When making your own deck, it is important you don’t have too many high-mana cards that can’t be played for a long time.

For example in a Nature deck, it is wise to allocate around 70-80% of your deck to creatures, ~10 to 20% to spells and the rest to weapons. But in a Magic deck, this ratio should ideally be weighted more towards spells than creatures.

Finally, each week has a ranked tournament that allows you to earn the GODS token and other prizes. However, this is being phased out at the moment in favour of daily rewards though it is unclear when these will be implemented.

Forging and Selling Cards

When you have duplicates of the same card, you can head to the Forge and fuse them into a higher-quality card that is then stored on the blockchain, which you may be able to sell (if there is a buyer).

Cards come in different qualities and rarities which determine the price. Rarity can be seen by the color of the diamond found on the side of the card. Grey is common, pale blue is rare, purple is epic and gold is legendary.

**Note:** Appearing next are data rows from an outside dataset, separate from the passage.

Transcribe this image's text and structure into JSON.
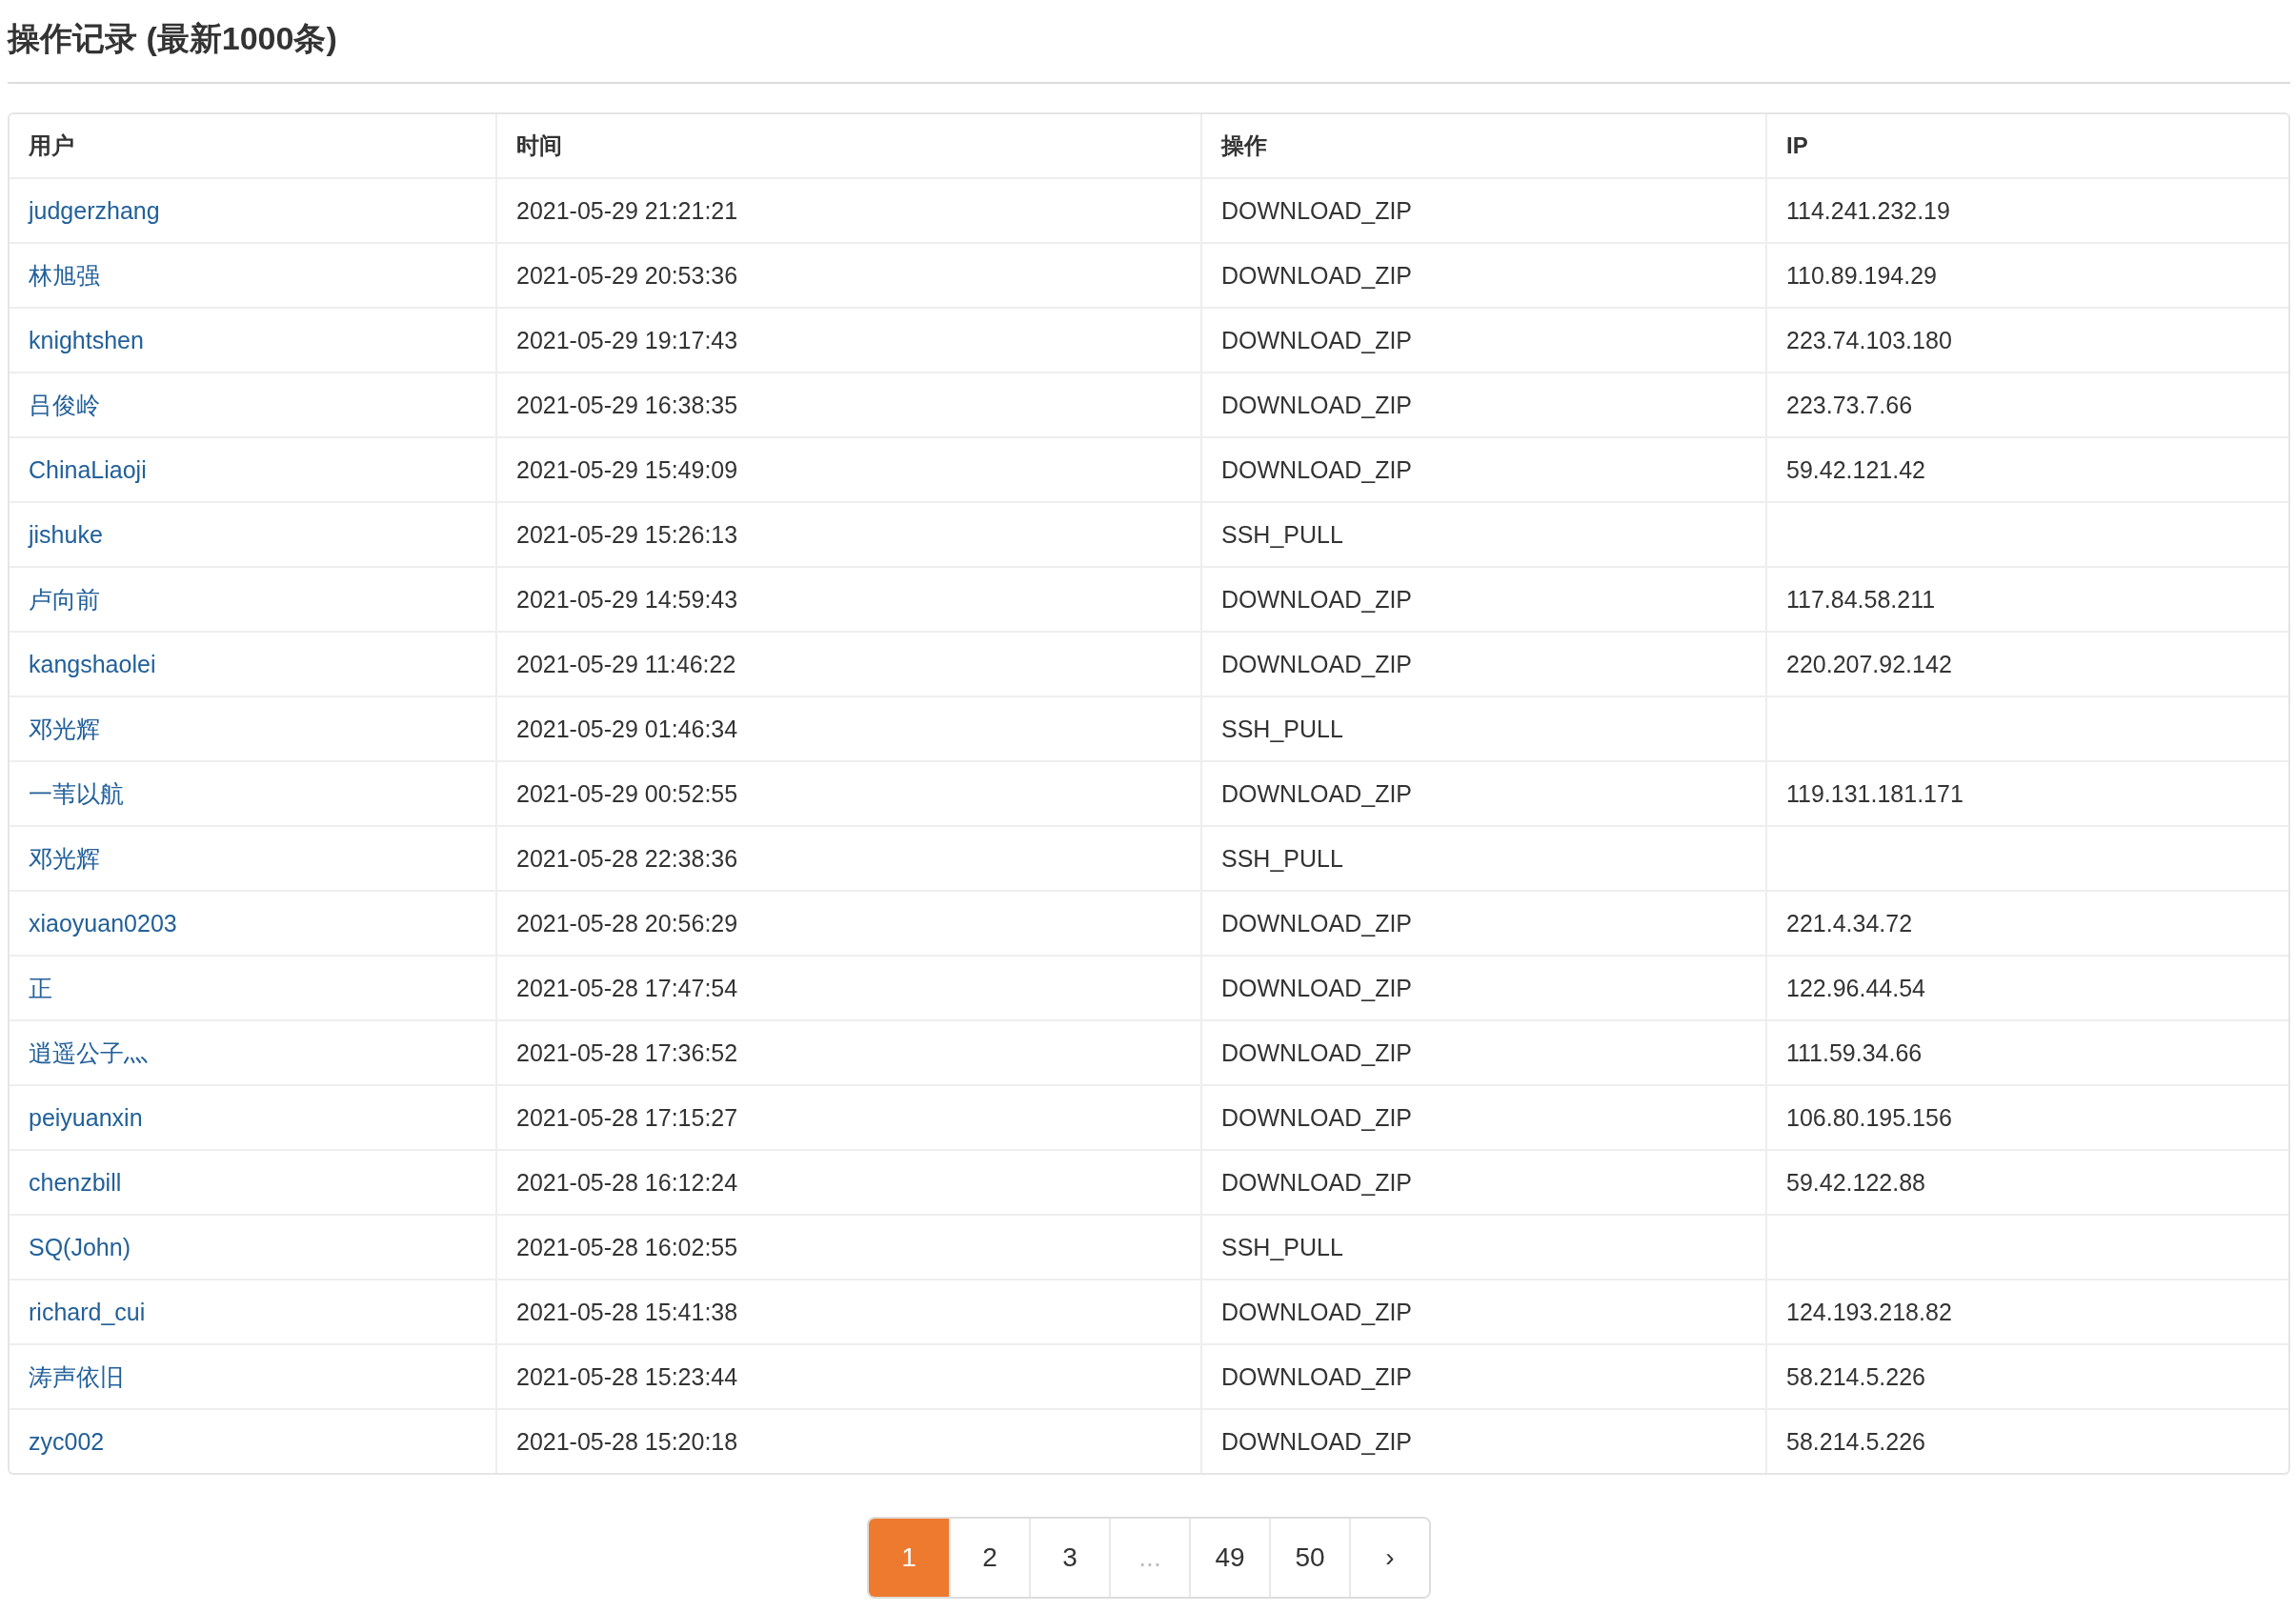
{
  "title": "操作记录 (最新1000条)",
  "table": {
    "columns": [
      "用户",
      "时间",
      "操作",
      "IP"
    ],
    "rows": [
      {
        "user": "judgerzhang",
        "time": "2021-05-29 21:21:21",
        "action": "DOWNLOAD_ZIP",
        "ip": "114.241.232.19"
      },
      {
        "user": "林旭强",
        "time": "2021-05-29 20:53:36",
        "action": "DOWNLOAD_ZIP",
        "ip": "110.89.194.29"
      },
      {
        "user": "knightshen",
        "time": "2021-05-29 19:17:43",
        "action": "DOWNLOAD_ZIP",
        "ip": "223.74.103.180"
      },
      {
        "user": "吕俊岭",
        "time": "2021-05-29 16:38:35",
        "action": "DOWNLOAD_ZIP",
        "ip": "223.73.7.66"
      },
      {
        "user": "ChinaLiaoji",
        "time": "2021-05-29 15:49:09",
        "action": "DOWNLOAD_ZIP",
        "ip": "59.42.121.42"
      },
      {
        "user": "jishuke",
        "time": "2021-05-29 15:26:13",
        "action": "SSH_PULL"
      },
      {
        "user": "卢向前",
        "time": "2021-05-29 14:59:43",
        "action": "DOWNLOAD_ZIP",
        "ip": "117.84.58.211"
      },
      {
        "user": "kangshaolei",
        "time": "2021-05-29 11:46:22",
        "action": "DOWNLOAD_ZIP",
        "ip": "220.207.92.142"
      },
      {
        "user": "邓光辉",
        "time": "2021-05-29 01:46:34",
        "action": "SSH_PULL"
      },
      {
        "user": "一苇以航",
        "time": "2021-05-29 00:52:55",
        "action": "DOWNLOAD_ZIP",
        "ip": "119.131.181.171"
      },
      {
        "user": "邓光辉",
        "time": "2021-05-28 22:38:36",
        "action": "SSH_PULL"
      },
      {
        "user": "xiaoyuan0203",
        "time": "2021-05-28 20:56:29",
        "action": "DOWNLOAD_ZIP",
        "ip": "221.4.34.72"
      },
      {
        "user": "正",
        "time": "2021-05-28 17:47:54",
        "action": "DOWNLOAD_ZIP",
        "ip": "122.96.44.54"
      },
      {
        "user": "逍遥公子灬",
        "time": "2021-05-28 17:36:52",
        "action": "DOWNLOAD_ZIP",
        "ip": "111.59.34.66"
      },
      {
        "user": "peiyuanxin",
        "time": "2021-05-28 17:15:27",
        "action": "DOWNLOAD_ZIP",
        "ip": "106.80.195.156"
      },
      {
        "user": "chenzbill",
        "time": "2021-05-28 16:12:24",
        "action": "DOWNLOAD_ZIP",
        "ip": "59.42.122.88"
      },
      {
        "user": "SQ(John)",
        "time": "2021-05-28 16:02:55",
        "action": "SSH_PULL"
      },
      {
        "user": "richard_cui",
        "time": "2021-05-28 15:41:38",
        "action": "DOWNLOAD_ZIP",
        "ip": "124.193.218.82"
      },
      {
        "user": "涛声依旧",
        "time": "2021-05-28 15:23:44",
        "action": "DOWNLOAD_ZIP",
        "ip": "58.214.5.226"
      },
      {
        "user": "zyc002",
        "time": "2021-05-28 15:20:18",
        "action": "DOWNLOAD_ZIP",
        "ip": "58.214.5.226"
      }
    ]
  },
  "pagination": [
    {
      "kind": "page",
      "label": "1",
      "selected": true
    },
    {
      "kind": "page",
      "label": "2",
      "selected": false
    },
    {
      "kind": "page",
      "label": "3",
      "selected": false
    },
    {
      "kind": "ellipsis",
      "label": "..."
    },
    {
      "kind": "page",
      "label": "49",
      "selected": false
    },
    {
      "kind": "page",
      "label": "50",
      "selected": false
    },
    {
      "kind": "next",
      "label": "›",
      "selected": false
    }
  ]
}
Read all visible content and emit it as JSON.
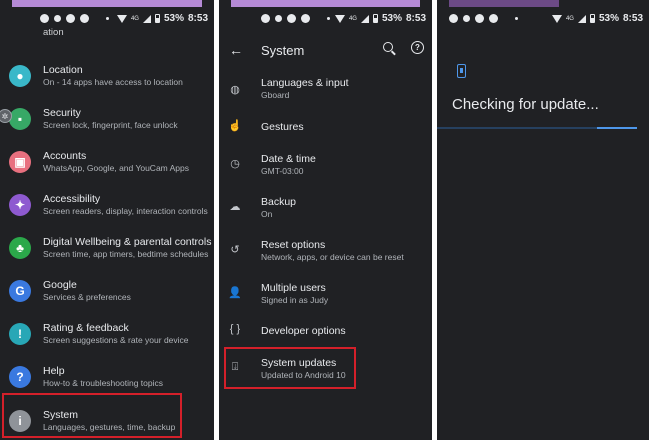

The qualities are reflected in the color of the card’s border. In order are Plain (grey border), Meteorite (red border), Shadow (purple border), Gold (gold border), Diamond (shiny border) and Mythic (even shinier with wings on the side of the card). Currently, there are issues with forging rare cards – so for now you can only forge two plain cards into one Meteorite.

Any cards that are Meteorite in quality or above (not Grey) can be sold as NFTs.

Can You Earn a Lot of Money Playing It?

At this point, no not really. After about a month of grinding to get a decent deck and some powerful cards in place, more than 10 GODS tokens in a week. The amount of GODS tokens you earn depends on your rank, how many players are also playing and how well they perform. This is the way that the rewards pool is distributed (though this may change in the near future):

  • Base weekly rewards pool = 100,000 $GODS reward pool

  • Rewards pool @ 50,000 weekly active players = 225,000 $GODS

  • Rewards pool @ 75,000 weekly active players = 350,000 $GODS

  • Rewards pool @ 100,000 weekly active players = 500,000 $GODS

  • $GODS rewards per week = (Your total points / Total points of all existing players) * $GODS rewards pool

Earning rewards requires playing 20 ranked games or more during the week to qualify (while winning 7 of them). It takes a substantial amount of time. Assuming the games are quick (5-6 minutes with a strong deck), it could take 2 hours to qualify and additional time to participate in the tournament for extra prizes.

I can make about 2 GODS ($6) for each hour I apply assuming the games are quick and efficient, with diminishing returns the longer I play.
– Simon

Also be aware that the $GODS token is volatile, fluctuating between around $2 and its high of $8.83 in 2021.

The game won’t make you rich but it’s an actual game that you might have fun playing – for me it got boring after a few weeks. I would give the game 3.5 stars overall as it’s functional and not just a vehicle for mining cryptocurrency.

Another perspective is from a 13-year-old kid:

If I can make 25 $GODS playing this game for 3 hrs a week, it works out to $50-75 per month to put towards a gaming laptop.

Takeaway

Gods Unchained is a trading card game hosted on the Immutable X blockchain with game mechanics like Hearthstone.

There’s an experienced game developer building it out but most of the cards you’ll start with (unless you purchase packs or more powerful cards) aren’t NFTs. The NFT cards that you get often can’t be sold for much and are not functional in other ecosystems yet.

While the blockchain mechanics aren’t particularly useful or necessary for the game, it is fun though nothing ground-breaking. Give it a try, though you’re very unlikely to make thousands of dollars playing it.

Don’t quit your day job. If you’re too young for a minimum wage day job, you coil always consider the more proven earning potential of babysitting or helping neighbors with yard work.